The new movie, which will be based on the 2007 book “Captured! The Betty and Barney Hill UFO Experience: The True Story of the World’s First Documented Alien Abduction,” promises to heavily address the contexts of race and the Cold War, which offers hope that this will be a deeper feature than most involving this subject matter. “They were an interracial couple in a country that still had segregation laws, and they lived in a city that was next door to a bomber base bristling with nuclear weapons. What they knew and why they were targeted will make for a phenomenal film,” states Jackie Zabel, CEO of Stellar Productions and wife of the movie’s screenwriter, Bryce Zabel.
What Captured, as the movie is currently titled, probably won’t capture, though, is the non-scary continuous wonder of many alien abduction stories that have made fans of this subject matter so enthralled. Confession: throughout my youth I was one of those fans, attending readings by authors/subjects such as “Communion” twofer Whitley Strieber and obsessing over books and magazines covering the accounts of the Hills and others (especially the lengthy, intricate tales and diagrams of Betty Andreasson Luca). And I don’t expect that aspect of the appeal of the phenomenon, that never ending mystery of why aliens are allegedly abducting people, to ever fully carry over to the brief confines of the big screen.

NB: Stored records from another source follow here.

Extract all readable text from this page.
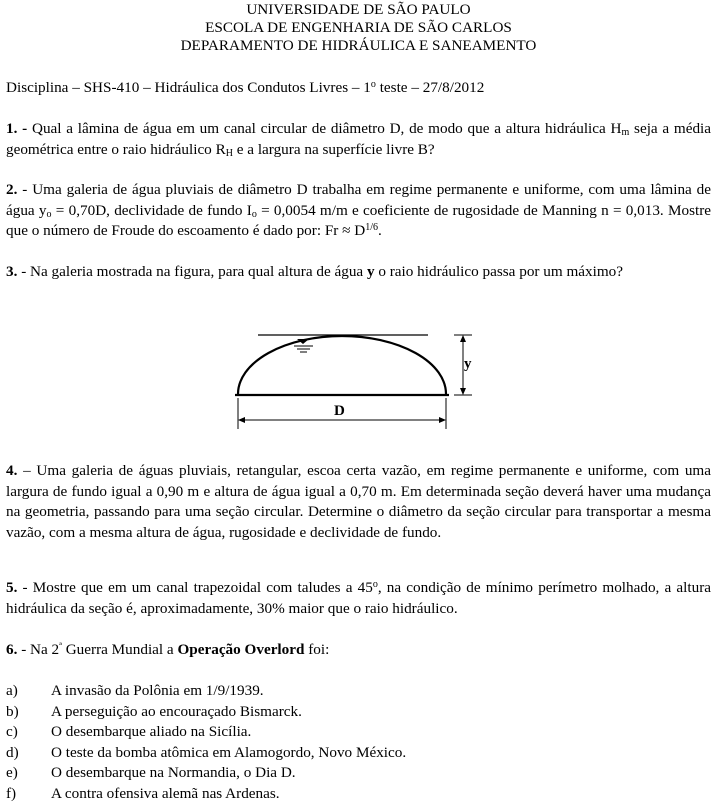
UNIVERSIDADE DE SÃO PAULO
ESCOLA DE ENGENHARIA DE SÃO CARLOS
DEPARAMENTO DE HIDRÁULICA E SANEAMENTO
Disciplina – SHS-410 – Hidráulica dos Condutos Livres – 1$^o$ teste – 27/8/2012
1. - Qual a lâmina de água em um canal circular de diâmetro D, de modo que a altura hidráulica $H_m$ seja a média geométrica entre o raio hidráulico $R_H$ e a largura na superfície livre B?
2. - Uma galeria de água pluviais de diâmetro D trabalha em regime permanente e uniforme, com uma lâmina de água $y_o = 0,70D$, declividade de fundo $I_o = 0,0054$ m/m e coeficiente de rugosidade de Manning n = 0,013. Mostre que o número de Froude do escoamento é dado por: $Fr \approx D^{1/6}$.
3. - Na galeria mostrada na figura, para qual altura de água y o raio hidráulico passa por um máximo?
y
D
4. – Uma galeria de águas pluviais, retangular, escoa certa vazão, em regime permanente e uniforme, com uma largura de fundo igual a 0,90 m e altura de água igual a 0,70 m. Em determinada seção deverá haver uma mudança na geometria, passando para uma seção circular. Determine o diâmetro da seção circular para transportar a mesma vazão, com a mesma altura de água, rugosidade e declividade de fundo.
5. - Mostre que em um canal trapezoidal com taludes a 45$^o$, na condição de mínimo perímetro molhado, a altura hidráulica da seção é, aproximadamente, 30% maior que o raio hidráulico.
6. - Na $2^ª$ Guerra Mundial a Operação Overlord foi:
a)	A invasão da Polônia em 1/9/1939.
b)	A perseguição ao encouraçado Bismarck.
c)	O desembarque aliado na Sicília.
d)	O teste da bomba atômica em Alamogordo, Novo México.
e)	O desembarque na Normandia, o Dia D.
f)	A contra ofensiva alemã nas Ardenas.
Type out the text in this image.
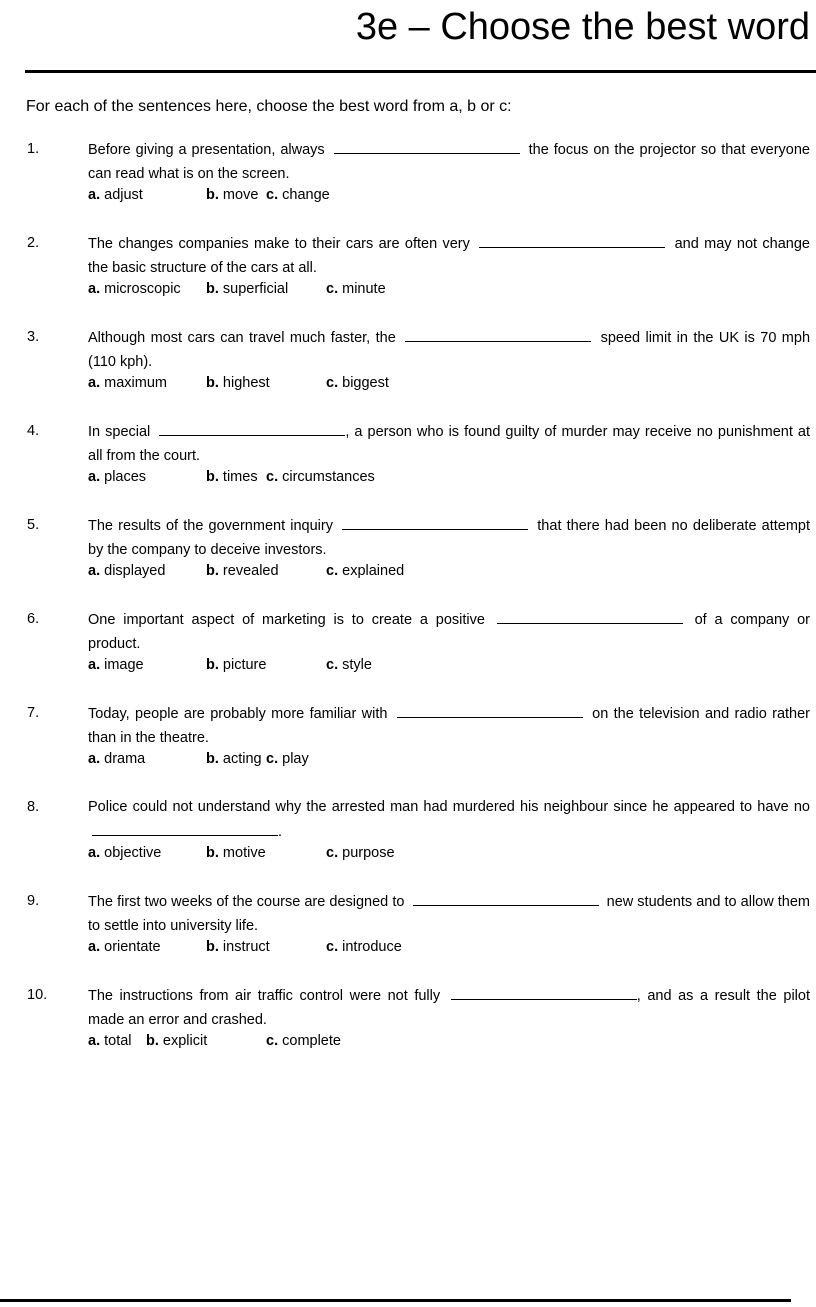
3e – Choose the best word

For each of the sentences here, choose the best word from a, b or c:

1.	Before giving a presentation, always	the focus on the projector so that everyone can read what is on the screen.

a. adjust	b. move c. change
2.	The changes companies make to their cars are often very	and may not change the basic structure of the cars at all.

a. microscopic b. superficial	c. minute
3.	Although most cars can travel much faster, the	speed limit in the UK is 70 mph (110 kph).

a. maximum	b. highest	c. biggest
4.	In special	, a person who is found guilty of murder may receive no punishment at all from the court.

a. places	b. times c. circumstances
5.	The results of the government inquiry	that there had been no deliberate attempt by the company to deceive investors.

a. displayed	b. revealed	c. explained
6.	One important aspect of marketing is to create a positive	of a company or product.

a. image	b. picture	c. style
7.	Today, people are probably more familiar with	on the television and radio rather than in the theatre.

a. drama	b. acting c. play
8.	Police could not understand why the arrested man had murdered his neighbour since he appeared to have no .

a. objective	b. motive	c. purpose
9.	The first two weeks of the course are designed to	new students and to allow them to settle into university life.

a. orientate	b. instruct	c. introduce
10.	The instructions from air traffic control were not fully	, and as a result the pilot made an error and crashed.

a. total b. explicit	c. complete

Not that it would be impossible. Although he stayed outside what goes on inside the ship (or tried to), Spielberg sort of went down the rabbit hole of the Wonderland-type narrative that would make the most sense for an alien abduction story (especially that of Andreasson Luca) avoiding the horror trappings. The problem for most of the inside-the-ship stories is the general public looks at them derisively as outlandish and/or cliched, and those said to be true stories are particularly dismissed. If Captured can be taken seriously and focus more on the grounded elements of the Hills’ story than the hard-to-grasp events with the aliens (however they’ll be visually represented in this take), that’s a good step for public acceptance but not necessarily for those of us interested in (whether we believe them or not) such events.
Hopefully it’s a step toward uniting both angles, though. Spielberg also produced the more sprawling miniseries Taken, which covers the greater mythology of the abduction phenomenon and mostly gets right the more curious stuff that appeals to me and presumably others. Zabel worked on Taken, too, and he co-created the earlier series Dark Skies, which also deals with an expansive UFO narrative clearly based in a familiarity with the “true” materials. He’s probably the best person for the job of bringing the Hills’ story to the big screen, but I also think and hope he’s the person who will bring us more great, faithful stories of the phenomenon beyond the one that was historically first.